Nach Art. 52 Abs. 1 GRC muss jede Einschränkung der Ausübung der in dieser Charta anerkannten Rechte und Freiheiten gesetzlich vorgesehen sein und den Wesensgehalt dieser Rechte und Freiheiten achten. Unter Wahrung des Grundsatzes der Verhältnismäßigkeit dürfen Einschränkungen nur vorgenommen werden, wenn sie notwendig sind und den von der Union anerkannten dem Gemeinwohl dienenden Zielsetzungen oder den Erfordernissen des Schutzes der Rechte und Freiheiten anderer tatsächlich entsprechen.
Zur Frage der Verhandlungspflicht brachte der Verfassungsgerichtshof etwa in seinem Erkenntnis vom 14.3.2012, U 466/11, u.a. zum Ausdruck, er hege vor dem Hintergrund der Rechtsprechung des EGMR (zur Zulässigkeit des Unterbleibens einer mündlichen Verhandlung) weder Bedenken ob der Verfassungsmäßigkeit des § 41 Abs. 7 AsylG 2005 noch könne er finden, dass der Asylgerichtshof der Bestimmung durch das Absehen von der Verhandlung einen verfassungswidrigen Inhalt unterstellt habe. Das Unterbleiben einer mündlichen Verhandlung in Fällen, in denen der Sachverhalt aus der Aktenlage in Verbindung mit der Beschwerde geklärt erscheine oder sich aus den Ermittlungen zweifelsfrei ergebe, dass das Vorbringen tatsachenwidrig sei, stehe im Einklang mit Art. 47 Abs. 2 GRC, wenn zuvor bereits ein Verwaltungsverfahren stattgefunden habe, in dessen Rahmen Parteiengehör gewährt worden sei. Die Voraussetzungen für ein Absehen von der Verhandlung gem. § 21 Abs. 7 BFA-VG, wonach eine mündliche Verhandlung unterbleiben kann, wenn der Sachverhalt aus der Aktenlage in Verbindung mit der Beschwerde geklärt erscheint, sind im gegenständlichen Fall erfüllt.
Zu Spruchteil B):
Gemäß § 25a Abs. 1 des Verwaltungsgerichtshofgesetzes 1985 (VwGG), BGBl.
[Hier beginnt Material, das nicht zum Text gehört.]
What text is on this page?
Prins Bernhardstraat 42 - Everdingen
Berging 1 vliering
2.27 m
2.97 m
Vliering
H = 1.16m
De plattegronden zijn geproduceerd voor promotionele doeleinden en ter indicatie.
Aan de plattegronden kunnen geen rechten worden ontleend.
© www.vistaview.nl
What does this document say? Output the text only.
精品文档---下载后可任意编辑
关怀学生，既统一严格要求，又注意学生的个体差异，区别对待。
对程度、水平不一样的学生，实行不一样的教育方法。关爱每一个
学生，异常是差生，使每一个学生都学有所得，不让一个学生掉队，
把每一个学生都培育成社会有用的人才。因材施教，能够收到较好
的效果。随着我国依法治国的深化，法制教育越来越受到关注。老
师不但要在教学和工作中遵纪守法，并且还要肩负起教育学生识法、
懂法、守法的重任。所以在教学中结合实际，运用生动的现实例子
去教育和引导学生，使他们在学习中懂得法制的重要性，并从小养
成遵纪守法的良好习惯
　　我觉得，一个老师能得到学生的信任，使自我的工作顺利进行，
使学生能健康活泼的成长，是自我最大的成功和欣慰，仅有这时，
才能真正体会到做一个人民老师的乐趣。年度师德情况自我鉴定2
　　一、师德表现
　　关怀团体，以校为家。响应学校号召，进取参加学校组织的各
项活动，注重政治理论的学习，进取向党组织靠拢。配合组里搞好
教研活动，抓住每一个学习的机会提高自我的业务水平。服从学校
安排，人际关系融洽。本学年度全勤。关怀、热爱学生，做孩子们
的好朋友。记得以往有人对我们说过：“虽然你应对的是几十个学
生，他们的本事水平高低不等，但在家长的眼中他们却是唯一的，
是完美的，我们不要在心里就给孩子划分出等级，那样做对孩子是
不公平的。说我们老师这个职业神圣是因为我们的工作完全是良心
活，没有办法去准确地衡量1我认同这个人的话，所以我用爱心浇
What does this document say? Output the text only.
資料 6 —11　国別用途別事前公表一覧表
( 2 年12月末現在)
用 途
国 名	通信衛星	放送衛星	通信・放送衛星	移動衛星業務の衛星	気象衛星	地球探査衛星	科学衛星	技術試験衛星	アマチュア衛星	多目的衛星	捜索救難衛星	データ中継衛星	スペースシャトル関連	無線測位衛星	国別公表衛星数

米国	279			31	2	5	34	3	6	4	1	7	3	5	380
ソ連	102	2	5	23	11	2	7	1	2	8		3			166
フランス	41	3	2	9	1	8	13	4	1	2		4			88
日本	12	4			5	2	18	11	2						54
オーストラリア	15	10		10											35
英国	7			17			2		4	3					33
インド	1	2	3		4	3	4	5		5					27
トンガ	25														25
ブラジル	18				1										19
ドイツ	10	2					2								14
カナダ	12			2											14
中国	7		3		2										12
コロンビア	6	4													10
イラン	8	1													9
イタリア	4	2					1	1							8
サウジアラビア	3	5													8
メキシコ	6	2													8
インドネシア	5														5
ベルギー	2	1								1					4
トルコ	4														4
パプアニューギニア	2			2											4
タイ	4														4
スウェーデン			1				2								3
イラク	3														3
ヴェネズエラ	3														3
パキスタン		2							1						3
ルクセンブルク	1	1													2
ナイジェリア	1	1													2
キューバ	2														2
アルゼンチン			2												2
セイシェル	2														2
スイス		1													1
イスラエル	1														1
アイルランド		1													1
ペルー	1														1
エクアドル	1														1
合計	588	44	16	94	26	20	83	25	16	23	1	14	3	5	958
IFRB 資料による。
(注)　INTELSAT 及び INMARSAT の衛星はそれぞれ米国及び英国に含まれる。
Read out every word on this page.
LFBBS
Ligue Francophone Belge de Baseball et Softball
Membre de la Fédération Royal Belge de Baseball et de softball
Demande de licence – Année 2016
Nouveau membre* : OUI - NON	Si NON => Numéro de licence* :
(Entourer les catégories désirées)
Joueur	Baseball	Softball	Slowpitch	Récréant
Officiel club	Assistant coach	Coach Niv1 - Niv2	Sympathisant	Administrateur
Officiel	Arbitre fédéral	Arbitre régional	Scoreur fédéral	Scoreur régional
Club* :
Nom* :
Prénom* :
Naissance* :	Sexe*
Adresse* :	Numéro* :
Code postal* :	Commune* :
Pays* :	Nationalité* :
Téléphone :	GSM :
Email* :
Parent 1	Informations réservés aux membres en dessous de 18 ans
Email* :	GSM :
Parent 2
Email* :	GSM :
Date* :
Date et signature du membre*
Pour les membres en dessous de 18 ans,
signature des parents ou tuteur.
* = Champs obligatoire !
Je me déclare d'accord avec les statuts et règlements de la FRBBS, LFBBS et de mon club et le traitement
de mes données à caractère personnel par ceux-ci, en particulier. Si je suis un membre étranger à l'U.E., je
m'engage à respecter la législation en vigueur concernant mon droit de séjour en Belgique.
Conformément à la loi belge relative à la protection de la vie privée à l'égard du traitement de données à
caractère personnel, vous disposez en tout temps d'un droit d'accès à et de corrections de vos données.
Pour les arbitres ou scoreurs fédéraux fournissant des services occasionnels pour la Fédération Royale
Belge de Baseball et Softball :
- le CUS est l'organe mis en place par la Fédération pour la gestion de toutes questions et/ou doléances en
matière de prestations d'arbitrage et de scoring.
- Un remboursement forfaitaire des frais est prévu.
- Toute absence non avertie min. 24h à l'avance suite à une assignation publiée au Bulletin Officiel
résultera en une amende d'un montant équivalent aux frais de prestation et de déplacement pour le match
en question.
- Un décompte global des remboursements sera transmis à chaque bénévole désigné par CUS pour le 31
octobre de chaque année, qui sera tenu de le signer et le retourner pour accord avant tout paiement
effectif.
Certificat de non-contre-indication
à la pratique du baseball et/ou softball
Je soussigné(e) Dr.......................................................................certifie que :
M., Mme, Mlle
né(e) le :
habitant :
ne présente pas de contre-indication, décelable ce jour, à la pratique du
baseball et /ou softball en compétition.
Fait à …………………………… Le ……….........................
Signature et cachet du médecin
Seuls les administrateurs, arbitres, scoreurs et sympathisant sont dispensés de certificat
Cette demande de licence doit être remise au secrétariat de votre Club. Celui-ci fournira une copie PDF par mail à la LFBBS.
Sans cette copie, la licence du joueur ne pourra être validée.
Nr. 10/1985 idgF, hat das Verwaltungsgericht im Spruch seines Erkenntnisses oder Beschlusses auszusprechen, ob die Revision gemäß Art. 133 Abs. 4 B-VG zulässig ist. Der Ausspruch ist kurz zu begründen.
Die Revision gegen die gegenständliche Entscheidung ist gemäß Art. 133 Abs. 4 B-VG nicht zulässig, weil die Entscheidung nicht von der Lösung einer Rechtsfrage abhängt, der grundsätzliche Bedeutung zukommt. Weder weicht die gegenständliche Entscheidung von der bisherigen Rechtsprechung des Verwaltungsgerichtshofes ab, noch fehlt es an einer Rechtsprechung; weiters ist die vorliegende Rechtsprechung des Verwaltungsgerichtshofes auch nicht als uneinheitlich zu beurteilen. Auch liegen keine sonstigen Hinweise auf eine grundsätzliche Bedeutung der zu lösenden Rechtsfrage vor. Konkrete Rechtsfragen grundsätzlicher Bedeutung sind weder in der gegenständlichen Beschwerde vorgebracht worden noch im Verfahren vor dem Bundesverwaltungsgericht hervorgekommen.